Nebraska is now 3-5 as it meets the bye week. While the Huskers have been close in games against top-10 teams, it now has losses to two squads in Illinois and Minnesota that are decidedly not in that category. The wins so far are only against Fordham, Buffalo and Northwestern.

Leading into this game against the Gophers, Nebraska head coach Scott Frost had stressed the importance of jumping out in front and playing the game on your teams against a Minnesota team he knew would work the game clock and limit snaps.

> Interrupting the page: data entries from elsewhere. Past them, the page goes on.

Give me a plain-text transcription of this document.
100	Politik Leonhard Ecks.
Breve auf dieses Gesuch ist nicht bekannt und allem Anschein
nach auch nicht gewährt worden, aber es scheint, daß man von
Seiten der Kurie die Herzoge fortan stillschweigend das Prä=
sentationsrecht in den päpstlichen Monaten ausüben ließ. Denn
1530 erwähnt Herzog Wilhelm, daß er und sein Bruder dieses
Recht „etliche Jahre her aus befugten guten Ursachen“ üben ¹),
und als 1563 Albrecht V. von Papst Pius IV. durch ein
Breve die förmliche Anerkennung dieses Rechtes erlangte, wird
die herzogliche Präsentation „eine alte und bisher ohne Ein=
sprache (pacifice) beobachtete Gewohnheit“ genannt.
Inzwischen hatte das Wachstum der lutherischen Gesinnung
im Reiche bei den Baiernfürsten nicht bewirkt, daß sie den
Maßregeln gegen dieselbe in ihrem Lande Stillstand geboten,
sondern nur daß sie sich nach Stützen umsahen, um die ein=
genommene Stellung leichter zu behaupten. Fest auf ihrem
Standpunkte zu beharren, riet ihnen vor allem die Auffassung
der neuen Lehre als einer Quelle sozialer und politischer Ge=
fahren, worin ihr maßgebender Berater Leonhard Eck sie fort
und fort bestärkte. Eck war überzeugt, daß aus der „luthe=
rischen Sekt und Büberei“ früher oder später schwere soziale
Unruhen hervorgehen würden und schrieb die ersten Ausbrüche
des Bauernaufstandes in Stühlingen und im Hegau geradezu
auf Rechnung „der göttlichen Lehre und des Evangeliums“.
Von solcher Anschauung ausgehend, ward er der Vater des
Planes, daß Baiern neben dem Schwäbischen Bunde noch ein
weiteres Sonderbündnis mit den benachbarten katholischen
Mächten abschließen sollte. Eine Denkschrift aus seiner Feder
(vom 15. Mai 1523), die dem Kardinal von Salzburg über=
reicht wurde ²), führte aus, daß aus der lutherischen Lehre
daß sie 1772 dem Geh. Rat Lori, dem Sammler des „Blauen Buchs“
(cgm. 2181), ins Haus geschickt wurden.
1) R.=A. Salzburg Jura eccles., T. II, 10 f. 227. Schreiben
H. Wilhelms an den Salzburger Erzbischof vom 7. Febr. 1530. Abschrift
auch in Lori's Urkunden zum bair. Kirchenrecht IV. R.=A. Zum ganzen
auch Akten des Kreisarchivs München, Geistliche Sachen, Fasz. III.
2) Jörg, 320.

“When you play a team like this, first of all, if you’re ahead you’re in good shape. The game didn’t start very well for us,” Frost said. “We had a couple guys open on the first drive and didn’t connect, and punted to them and they went down and scored. So we were playing catchup the whole first half. They’re going to snap the ball with 2 on the play clock and you’re not going to get a lot of opportunities. So we’ve got to as a staff get them a little more juiced to play.

“I didn’t feel we had quite the same energy, and that’s on us. Yeah. And we had every opportunity to be in control of the game after the third quarter.”

Frost wasn’t quite sure how to read his team this week as it played one more important game before a bye week, after some emotional clashes with Michigan, Oklahoma and Michigan State in recent weeks.

“I didn’t know whether to be worried about that or not. The guys have been so professional and working so hard, and preparing so well, and they did that all week again,” he said. “It felt business-like rather than a lot of hype. And I didn’t know whether to be concerned about that or not, because the guys have showed up ready to go all year. Probably other than the first game. But they were mentally ready to go in that one too. There wasn’t as much juice, but we’ve got more of a veteran team now that I figured it looked business-like. It just wasn’t as much juice as we had the last two weeks. We needed more juice obviously in the first half.”

Frost also said, however, that there were also just a lot of one-on-one battles lost: a missed tackle here, a missed protection there.

A hole. It wasn’t so big Nebraska could’ve and should’ve still climbed out of it. But the score is what it is, and the record is what it is.

“Honestly, we got to get better,” Stille said. “That’s the difference is we’ve got to get better, and we got to get that much better to be making these close losses into wins. It’s not going to get done by sitting around.”